Concerns were frequently expressed by users and creators of very large data and by users and creators of sensitive data which will have specific confidentiality and ethical considerations. The Research Data Shared Service will need to bear in mind these considerations if it is to provide a service to all academic researchers.

In order to fit with researchers’ existing workflows, the Research Data Shared Service will need to provide some level of integration with local, national and international services. Current Research Information Systems (CRIS), DataCite and GitHub were frequently mentioned.
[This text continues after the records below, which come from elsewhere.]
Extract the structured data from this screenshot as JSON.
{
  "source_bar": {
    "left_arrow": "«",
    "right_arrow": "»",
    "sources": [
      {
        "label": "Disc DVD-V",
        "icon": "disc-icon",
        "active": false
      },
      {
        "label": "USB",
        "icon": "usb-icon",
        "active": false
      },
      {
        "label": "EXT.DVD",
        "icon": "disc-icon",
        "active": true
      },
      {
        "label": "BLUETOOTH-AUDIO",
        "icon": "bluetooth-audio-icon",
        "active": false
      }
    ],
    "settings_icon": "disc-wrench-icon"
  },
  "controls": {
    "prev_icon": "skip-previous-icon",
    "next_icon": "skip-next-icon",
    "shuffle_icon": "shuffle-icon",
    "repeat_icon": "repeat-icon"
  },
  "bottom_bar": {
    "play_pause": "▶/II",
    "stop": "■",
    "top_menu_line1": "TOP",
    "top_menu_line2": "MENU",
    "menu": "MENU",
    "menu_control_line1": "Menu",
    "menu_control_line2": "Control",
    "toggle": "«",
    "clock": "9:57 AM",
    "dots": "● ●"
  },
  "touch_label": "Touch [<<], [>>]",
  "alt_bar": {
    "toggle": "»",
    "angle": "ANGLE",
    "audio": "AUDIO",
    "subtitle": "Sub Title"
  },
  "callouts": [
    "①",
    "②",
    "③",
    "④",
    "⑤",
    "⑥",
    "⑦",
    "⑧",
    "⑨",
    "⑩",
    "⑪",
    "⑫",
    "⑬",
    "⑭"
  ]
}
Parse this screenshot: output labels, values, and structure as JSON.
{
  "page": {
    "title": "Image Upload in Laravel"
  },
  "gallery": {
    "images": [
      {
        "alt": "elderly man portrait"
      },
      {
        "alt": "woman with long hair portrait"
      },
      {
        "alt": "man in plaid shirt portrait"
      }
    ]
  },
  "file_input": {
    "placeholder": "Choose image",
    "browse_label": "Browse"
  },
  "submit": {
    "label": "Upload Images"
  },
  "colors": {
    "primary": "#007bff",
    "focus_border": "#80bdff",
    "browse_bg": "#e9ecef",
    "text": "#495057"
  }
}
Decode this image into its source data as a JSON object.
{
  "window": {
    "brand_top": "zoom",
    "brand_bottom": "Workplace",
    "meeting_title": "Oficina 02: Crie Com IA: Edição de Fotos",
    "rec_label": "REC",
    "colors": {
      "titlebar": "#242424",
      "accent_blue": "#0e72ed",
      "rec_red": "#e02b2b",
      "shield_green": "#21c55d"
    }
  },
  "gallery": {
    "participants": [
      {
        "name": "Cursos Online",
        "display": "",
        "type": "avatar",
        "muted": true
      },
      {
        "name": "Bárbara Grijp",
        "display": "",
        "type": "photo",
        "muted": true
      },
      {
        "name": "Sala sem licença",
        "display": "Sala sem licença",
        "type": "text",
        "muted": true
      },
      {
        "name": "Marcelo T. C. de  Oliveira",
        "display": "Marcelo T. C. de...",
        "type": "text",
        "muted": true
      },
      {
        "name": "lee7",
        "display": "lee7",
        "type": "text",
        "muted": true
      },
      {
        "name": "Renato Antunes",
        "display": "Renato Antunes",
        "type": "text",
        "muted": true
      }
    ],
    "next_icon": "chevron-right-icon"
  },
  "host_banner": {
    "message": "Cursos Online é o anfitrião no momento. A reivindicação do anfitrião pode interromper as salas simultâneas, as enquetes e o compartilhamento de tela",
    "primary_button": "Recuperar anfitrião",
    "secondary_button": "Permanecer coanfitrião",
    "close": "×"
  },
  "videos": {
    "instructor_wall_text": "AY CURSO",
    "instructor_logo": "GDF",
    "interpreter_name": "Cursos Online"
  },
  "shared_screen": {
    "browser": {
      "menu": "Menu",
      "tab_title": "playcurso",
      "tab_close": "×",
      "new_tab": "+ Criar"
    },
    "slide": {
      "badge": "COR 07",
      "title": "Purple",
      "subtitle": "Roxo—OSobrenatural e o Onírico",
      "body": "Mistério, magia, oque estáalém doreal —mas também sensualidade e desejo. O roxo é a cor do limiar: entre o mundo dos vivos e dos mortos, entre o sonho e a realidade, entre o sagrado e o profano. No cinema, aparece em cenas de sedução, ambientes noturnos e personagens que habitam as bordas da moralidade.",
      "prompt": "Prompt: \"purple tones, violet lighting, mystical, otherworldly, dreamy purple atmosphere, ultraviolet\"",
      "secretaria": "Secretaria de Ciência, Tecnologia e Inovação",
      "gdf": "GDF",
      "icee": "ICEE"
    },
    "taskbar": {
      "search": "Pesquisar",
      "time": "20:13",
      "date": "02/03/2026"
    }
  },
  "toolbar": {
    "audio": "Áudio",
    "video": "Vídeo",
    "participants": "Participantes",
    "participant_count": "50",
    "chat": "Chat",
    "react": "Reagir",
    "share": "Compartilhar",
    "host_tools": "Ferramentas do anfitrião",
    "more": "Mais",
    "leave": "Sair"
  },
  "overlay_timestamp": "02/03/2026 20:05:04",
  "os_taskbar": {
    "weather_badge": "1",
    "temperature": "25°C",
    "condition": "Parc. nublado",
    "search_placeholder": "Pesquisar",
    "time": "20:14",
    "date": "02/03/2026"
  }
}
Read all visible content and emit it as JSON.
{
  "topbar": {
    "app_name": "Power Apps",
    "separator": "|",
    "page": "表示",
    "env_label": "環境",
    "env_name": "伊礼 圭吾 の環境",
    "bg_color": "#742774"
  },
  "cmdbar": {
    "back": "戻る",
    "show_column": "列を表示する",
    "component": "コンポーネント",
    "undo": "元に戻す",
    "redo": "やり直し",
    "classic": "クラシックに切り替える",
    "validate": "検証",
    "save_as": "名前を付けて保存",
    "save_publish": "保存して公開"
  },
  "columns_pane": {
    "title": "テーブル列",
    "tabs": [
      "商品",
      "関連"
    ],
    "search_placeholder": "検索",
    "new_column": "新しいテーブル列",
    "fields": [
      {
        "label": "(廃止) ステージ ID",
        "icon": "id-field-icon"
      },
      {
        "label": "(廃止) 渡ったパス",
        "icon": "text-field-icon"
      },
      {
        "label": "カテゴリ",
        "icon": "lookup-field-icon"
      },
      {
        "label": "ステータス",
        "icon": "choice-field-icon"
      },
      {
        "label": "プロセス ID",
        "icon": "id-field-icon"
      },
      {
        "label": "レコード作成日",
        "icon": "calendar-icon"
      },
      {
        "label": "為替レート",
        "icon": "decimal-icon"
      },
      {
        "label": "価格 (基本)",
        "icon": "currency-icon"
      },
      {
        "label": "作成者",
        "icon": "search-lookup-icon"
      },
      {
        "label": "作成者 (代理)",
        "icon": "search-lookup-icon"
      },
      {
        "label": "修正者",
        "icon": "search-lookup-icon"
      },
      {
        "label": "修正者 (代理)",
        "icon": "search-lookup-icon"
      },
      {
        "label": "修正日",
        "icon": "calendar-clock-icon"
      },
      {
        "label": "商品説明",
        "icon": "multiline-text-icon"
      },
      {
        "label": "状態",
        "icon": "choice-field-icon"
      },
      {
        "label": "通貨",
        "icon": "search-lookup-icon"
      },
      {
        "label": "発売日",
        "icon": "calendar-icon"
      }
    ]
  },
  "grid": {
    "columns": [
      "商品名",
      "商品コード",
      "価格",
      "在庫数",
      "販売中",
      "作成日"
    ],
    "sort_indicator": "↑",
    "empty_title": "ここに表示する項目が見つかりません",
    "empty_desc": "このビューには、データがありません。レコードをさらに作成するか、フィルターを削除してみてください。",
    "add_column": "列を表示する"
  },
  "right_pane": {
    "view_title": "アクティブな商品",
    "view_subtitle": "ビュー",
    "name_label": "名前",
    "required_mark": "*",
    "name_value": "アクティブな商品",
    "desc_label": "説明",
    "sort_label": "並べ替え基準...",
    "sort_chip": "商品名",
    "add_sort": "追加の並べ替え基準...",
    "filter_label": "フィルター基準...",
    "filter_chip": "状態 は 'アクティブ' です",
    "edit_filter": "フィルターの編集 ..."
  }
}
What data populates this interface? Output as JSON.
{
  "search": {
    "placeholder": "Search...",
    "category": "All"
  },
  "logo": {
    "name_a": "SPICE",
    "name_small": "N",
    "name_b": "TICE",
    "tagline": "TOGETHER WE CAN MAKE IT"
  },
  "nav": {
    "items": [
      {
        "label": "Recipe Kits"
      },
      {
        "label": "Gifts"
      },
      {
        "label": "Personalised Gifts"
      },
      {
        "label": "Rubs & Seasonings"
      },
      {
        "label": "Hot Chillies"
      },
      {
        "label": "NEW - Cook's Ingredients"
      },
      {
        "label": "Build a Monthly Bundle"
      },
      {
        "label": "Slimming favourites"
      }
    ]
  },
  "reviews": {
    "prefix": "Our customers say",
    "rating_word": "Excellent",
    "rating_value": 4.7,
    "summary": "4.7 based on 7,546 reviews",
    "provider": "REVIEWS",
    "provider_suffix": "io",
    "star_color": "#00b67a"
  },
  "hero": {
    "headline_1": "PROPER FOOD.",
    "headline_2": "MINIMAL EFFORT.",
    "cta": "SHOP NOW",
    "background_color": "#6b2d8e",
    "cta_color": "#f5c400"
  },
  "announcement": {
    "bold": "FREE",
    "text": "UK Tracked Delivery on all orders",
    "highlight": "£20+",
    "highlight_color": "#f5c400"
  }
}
Many thanks to the research support staff at all the institutions Nicky visited for setting up these consultations; and of course to the researchers, technicians, research managers, publishers, funders, repository managers and support staff who wholeheartedly gave up their time to discuss frankly the difficulties, benefits and future requirements for creating, recording, submitting, sharing, storing, securing and searching their research data.